Research

Research Statement (PDF)

My primary research interests are in metaethics, applied ethics, philosophy of language, and epistemology mostly approached from a neo-pragmatist perspective. I also work on the origins of normativity and the philosophy of human rights and have interests in the study of race, gender, and social justice.

Dissertation

My dissertation fills a gap in the literature in metaethics. I develop a globally anti-representationalist, use-based semantics for deontic moral vocabulary by first building a framework that shows what it is that we want out of an account of meaning as use and then filling out that framework with an account of the pragmatic and inferential structure of deontic moral language, with a particular focus on the explanatory link between the function (in terms of utility) of moral language and the contours of its use. Along the way, I solve (or dissolve) a number of classic problems in metaethics including how moral judgments can be both cognitive and inherently motivating, what distinguishes moral judgments from other practical judgments, and how we ought to think about the objectivity of moral discourse. Click here to read the abstract.

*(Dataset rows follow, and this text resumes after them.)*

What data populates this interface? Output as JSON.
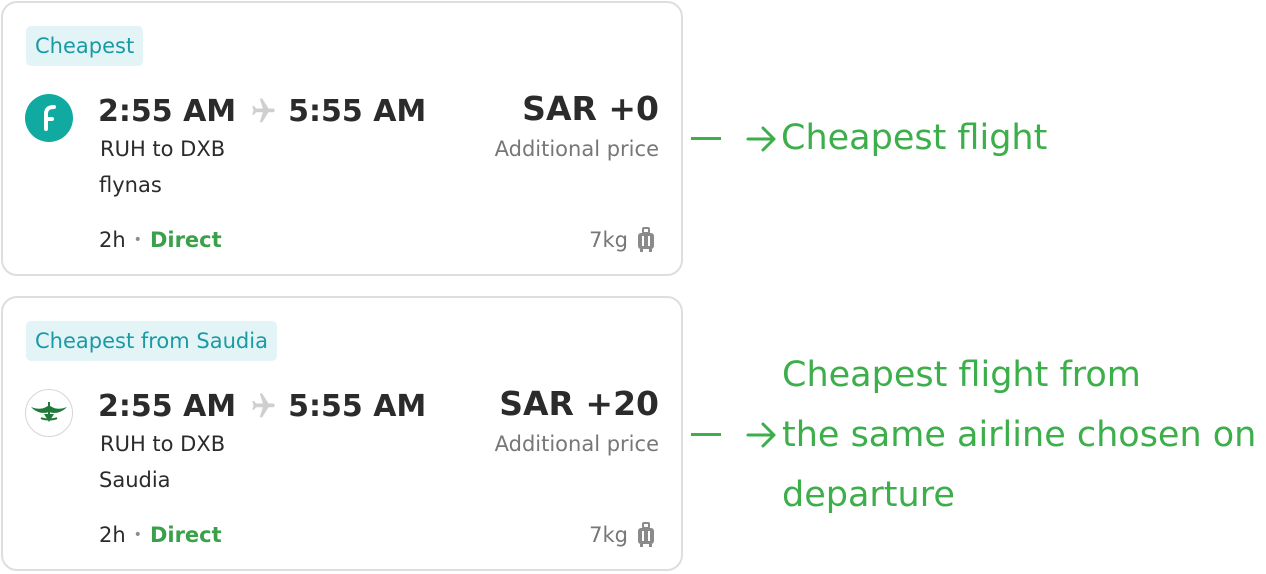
{
  "cards": [
    {
      "badge": "Cheapest",
      "logo": "flynas-logo",
      "depart": "2:55 AM",
      "arrive": "5:55 AM",
      "route": "RUH to DXB",
      "airline": "flynas",
      "duration": "2h",
      "stops": "Direct",
      "price": "SAR +0",
      "price_note": "Additional price",
      "baggage": "7kg"
    },
    {
      "badge": "Cheapest from Saudia",
      "logo": "saudia-logo",
      "depart": "2:55 AM",
      "arrive": "5:55 AM",
      "route": "RUH to DXB",
      "airline": "Saudia",
      "duration": "2h",
      "stops": "Direct",
      "price": "SAR +20",
      "price_note": "Additional price",
      "baggage": "7kg"
    }
  ],
  "annotations": {
    "first": "Cheapest flight",
    "second_lines": [
      "Cheapest flight from",
      "the same airline chosen on",
      "departure"
    ]
  },
  "colors": {
    "badge_bg": "#e3f4f6",
    "badge_text": "#1a9aa5",
    "direct": "#3aa14a",
    "annotation": "#3cae4a",
    "flynas": "#10aaa0",
    "saudia": "#1f7a3a"
  },
  "icons": [
    "plane-icon",
    "luggage-icon",
    "arrow-right-icon",
    "flynas-logo",
    "saudia-logo"
  ]
}
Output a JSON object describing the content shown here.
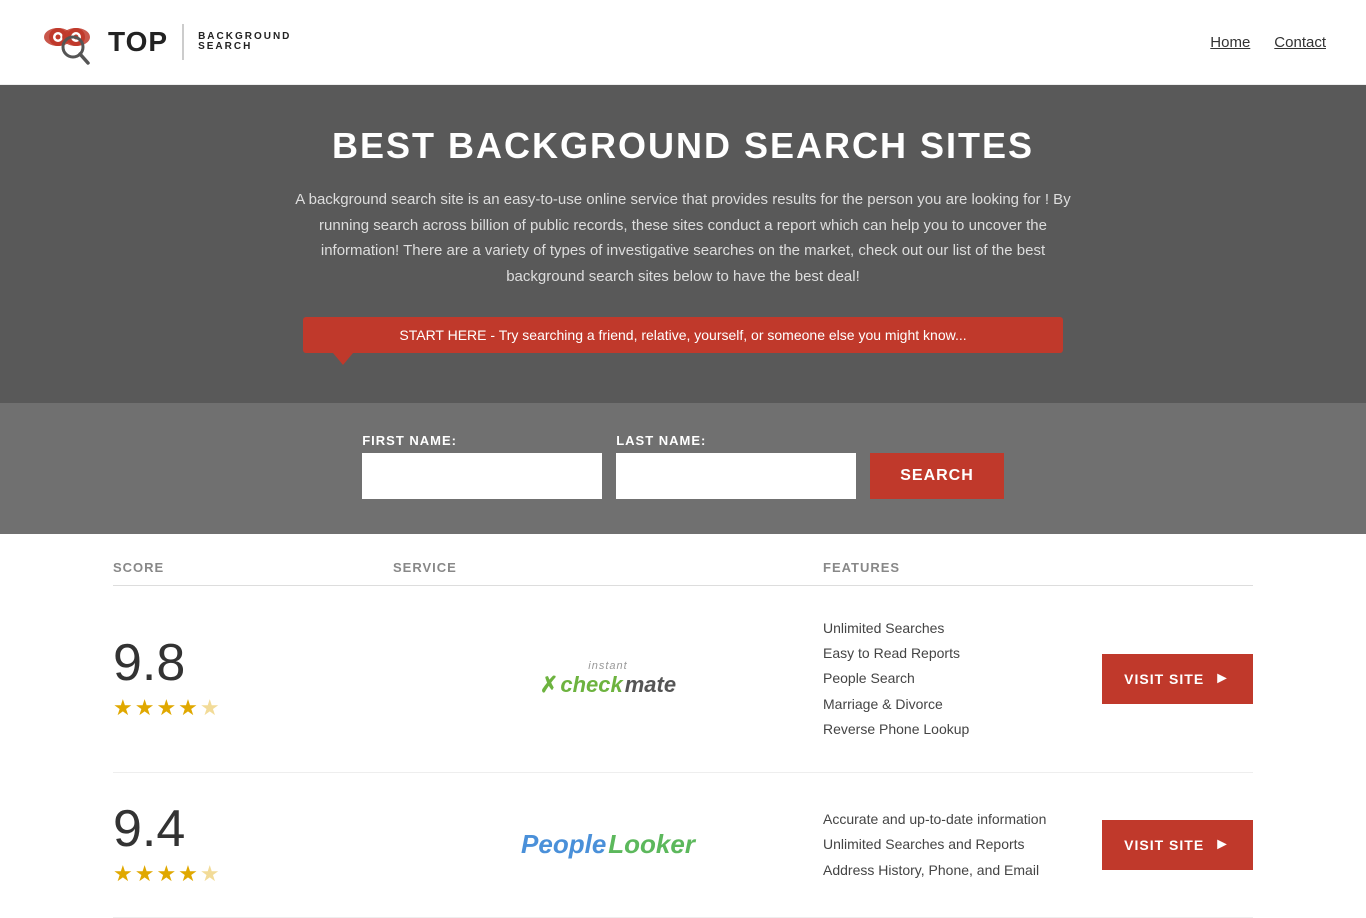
{
  "header": {
    "logo_top": "TOP",
    "logo_sub_line1": "BACKGROUND",
    "logo_sub_line2": "SEARCH",
    "nav": [
      {
        "label": "Home",
        "href": "#"
      },
      {
        "label": "Contact",
        "href": "#"
      }
    ]
  },
  "hero": {
    "title": "BEST BACKGROUND SEARCH SITES",
    "description": "A background search site is an easy-to-use online service that provides results  for the person you are looking for ! By  running  search across billion of public records, these sites conduct  a report which can help you to uncover the information! There are a variety of types of investigative searches on the market, check out our  list of the best background search sites below to have the best deal!",
    "speech_bubble": "START HERE - Try searching a friend, relative, yourself, or someone else you might know..."
  },
  "search": {
    "first_name_label": "FIRST NAME:",
    "last_name_label": "LAST NAME:",
    "button_label": "SEARCH"
  },
  "table": {
    "headers": {
      "score": "SCORE",
      "service": "SERVICE",
      "features": "FEATURES"
    },
    "rows": [
      {
        "score": "9.8",
        "stars": "★★★★★",
        "stars_count": 4.5,
        "service_name": "Instant Checkmate",
        "service_logo_type": "checkmate",
        "features": [
          "Unlimited Searches",
          "Easy to Read Reports",
          "People Search",
          "Marriage & Divorce",
          "Reverse Phone Lookup"
        ],
        "visit_label": "VISIT SITE"
      },
      {
        "score": "9.4",
        "stars": "★★★★★",
        "stars_count": 4.5,
        "service_name": "PeopleLooker",
        "service_logo_type": "peoplelooker",
        "features": [
          "Accurate and up-to-date information",
          "Unlimited Searches and Reports",
          "Address History, Phone, and Email"
        ],
        "visit_label": "VISIT SITE"
      }
    ]
  }
}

Current and Future Projects

In my current work, I am exploring the relationship between trust and the standing hold others accountable to shared moral norms. The standing to hold accountable is integral to well-functioning social practices, but standing is often undermined by a lack of trust among members of the social group. In particular, when agents either have reason to distrust or no reason to trust that those whose standing they recognize will reciprocally recognize their own standing to hold accountable, then, I argue, it is rational for them to withhold recognition. In such cases, recognizing the other’s standing to hold one accountable would institute a kind of hierarchical relationship that threatens the recognizer’s agency.

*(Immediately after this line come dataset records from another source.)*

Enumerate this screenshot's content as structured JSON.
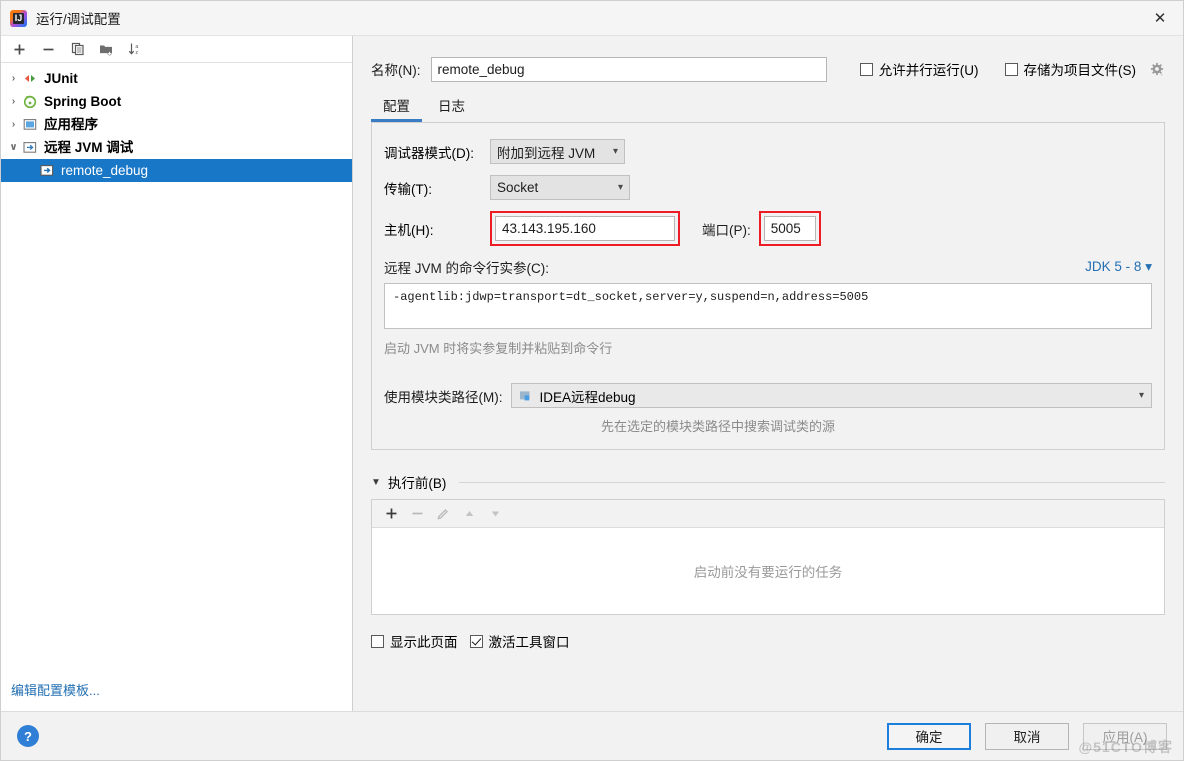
{
  "window": {
    "title": "运行/调试配置",
    "app_icon": "intellij-idea-icon",
    "close_label": "✕"
  },
  "sidebar": {
    "toolbar": [
      {
        "name": "add-configuration-button",
        "glyph": "+"
      },
      {
        "name": "remove-configuration-button",
        "glyph": "–"
      },
      {
        "name": "copy-configuration-button",
        "glyph": "copy-icon"
      },
      {
        "name": "new-folder-button",
        "glyph": "folder-add-icon"
      },
      {
        "name": "sort-configurations-button",
        "glyph": "sort-az-icon"
      }
    ],
    "tree": [
      {
        "label": "JUnit",
        "icon": "junit-icon",
        "expanded": false,
        "selected": false,
        "child": false
      },
      {
        "label": "Spring Boot",
        "icon": "spring-boot-icon",
        "expanded": false,
        "selected": false,
        "child": false
      },
      {
        "label": "应用程序",
        "icon": "application-icon",
        "expanded": false,
        "selected": false,
        "child": false
      },
      {
        "label": "远程 JVM 调试",
        "icon": "remote-jvm-debug-icon",
        "expanded": true,
        "selected": false,
        "child": false
      },
      {
        "label": "remote_debug",
        "icon": "remote-jvm-debug-icon",
        "expanded": null,
        "selected": true,
        "child": true
      }
    ],
    "edit_templates_link": "编辑配置模板..."
  },
  "form": {
    "name_label": "名称(N):",
    "name_value": "remote_debug",
    "allow_parallel_label": "允许并行运行(U)",
    "allow_parallel_checked": false,
    "store_as_project_file_label": "存储为项目文件(S)",
    "store_as_project_file_checked": false,
    "gear_icon": "gear-icon"
  },
  "tabs": [
    {
      "label": "配置",
      "active": true
    },
    {
      "label": "日志",
      "active": false
    }
  ],
  "config": {
    "debugger_mode_label": "调试器模式(D):",
    "debugger_mode_value": "附加到远程 JVM",
    "transport_label": "传输(T):",
    "transport_value": "Socket",
    "host_label": "主机(H):",
    "host_value": "43.143.195.160",
    "port_label": "端口(P):",
    "port_value": "5005",
    "args_label": "远程 JVM 的命令行实参(C):",
    "jdk_selector": "JDK 5 - 8",
    "args_value": "-agentlib:jdwp=transport=dt_socket,server=y,suspend=n,address=5005",
    "args_hint": "启动 JVM 时将实参复制并粘贴到命令行",
    "module_label": "使用模块类路径(M):",
    "module_value": "IDEA远程debug",
    "module_hint": "先在选定的模块类路径中搜索调试类的源",
    "highlight_color": "#ee1c25"
  },
  "before_launch": {
    "title": "执行前(B)",
    "toolbar": [
      {
        "name": "add-task-button",
        "glyph": "+",
        "enabled": true
      },
      {
        "name": "remove-task-button",
        "glyph": "–",
        "enabled": false
      },
      {
        "name": "edit-task-button",
        "glyph": "pencil-icon",
        "enabled": false
      },
      {
        "name": "move-up-button",
        "glyph": "▲",
        "enabled": false
      },
      {
        "name": "move-down-button",
        "glyph": "▼",
        "enabled": false
      }
    ],
    "empty_message": "启动前没有要运行的任务",
    "show_page_label": "显示此页面",
    "show_page_checked": false,
    "activate_tool_window_label": "激活工具窗口",
    "activate_tool_window_checked": true
  },
  "footer": {
    "help_glyph": "?",
    "ok_label": "确定",
    "cancel_label": "取消",
    "apply_label": "应用(A)",
    "apply_enabled": false,
    "watermark": "@51CTO博客"
  }
}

Engaging with work on blame, holding, and responsibility as well as in speech-act theory and normative pragmatics, I argued in “Trust, Communities, and the Standing to Hold Accountable” that this breakdown of trust helps to explain why so many of us met with rejections of standing when we tried to hold old friends, family, and other acquaintances accountable for their support of Donald Trump in the 2016 US Presidential election. I am currently working to extend this reasoning to an account of hypocrisy in “Hypocrisy as a Failure of Trust.” In both papers, I explore the idea that the relevant sort of trust is built up in relationships in which the parties have myriad opportunities for low-stakes holding in the context of shared projects and social, community, and civic organizations.

My plan is to continue developing this project by exploring the implications for our moral practices of the decline in participation in such organizations documented in the work of Robert Putnam and others. I also want to examine the relationship between these phenomenon, the growing prominence of social media, and social media call-out culture. My working hypothesis is that while social media facilitates massive social interconnectedness, it does not provide a venue for the kind of low-stakes holdings that generate trust. Every attempt at holding accountable on social media is a potential public shaming. If this is right, then we might understand the growing popularity of call-outs, draggings, and pilings-on as kind of communal response to a general lack of recognition of standing to hold accountable.

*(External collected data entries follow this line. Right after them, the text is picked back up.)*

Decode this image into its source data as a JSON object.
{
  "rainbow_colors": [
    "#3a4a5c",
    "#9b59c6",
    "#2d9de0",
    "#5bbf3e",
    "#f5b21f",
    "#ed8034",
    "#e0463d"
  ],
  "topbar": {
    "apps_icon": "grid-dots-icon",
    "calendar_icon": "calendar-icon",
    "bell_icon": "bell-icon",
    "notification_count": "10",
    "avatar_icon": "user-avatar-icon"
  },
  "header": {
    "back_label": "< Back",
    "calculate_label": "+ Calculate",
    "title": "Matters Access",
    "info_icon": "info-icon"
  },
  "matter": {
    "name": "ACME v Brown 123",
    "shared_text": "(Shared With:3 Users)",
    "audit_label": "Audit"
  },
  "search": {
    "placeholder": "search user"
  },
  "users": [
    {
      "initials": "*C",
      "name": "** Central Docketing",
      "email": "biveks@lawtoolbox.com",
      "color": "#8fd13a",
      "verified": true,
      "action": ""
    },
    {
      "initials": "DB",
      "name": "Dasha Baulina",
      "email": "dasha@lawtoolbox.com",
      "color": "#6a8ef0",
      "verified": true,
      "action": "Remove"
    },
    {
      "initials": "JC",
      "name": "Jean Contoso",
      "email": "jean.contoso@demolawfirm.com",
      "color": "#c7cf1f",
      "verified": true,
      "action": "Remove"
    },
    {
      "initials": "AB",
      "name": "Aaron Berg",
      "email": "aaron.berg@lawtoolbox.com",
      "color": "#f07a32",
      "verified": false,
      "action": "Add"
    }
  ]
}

In a separate research project that evolved out of my dissertation, I am thinking about an under-discussed and under-theorized bifurcation in our use of the term ‘moral’ and its cognates. When talking about morality we might be talking about actual human moral systems (religious or cultural codes of conduct) or we might have in mind any sort of reasoning that seems appropriate to deciding how to act when our actions affect others or, perhaps, things that are valued by others. In fact, we often take actual human moral systems like codes of honor or systems of religious morality to be both authoritative yet open to criticism on moral grounds. In this way, moral discourse seems to function as a mechanism both of enforcement and of revolution. The practices of deploying extant moral systems, I want to argue, is ontologically dependent on the more basic practice of moral discourse (in the general sense). By applying the framework for use-based analyses of meaning that I have developed in my dissertation, I hope to show that various pragmatic and epistemic features of moral assertions (in the general sense) make them particularly well suited to be adapted (or coopted) for the use we find for them in cultural and religious codes of conduct.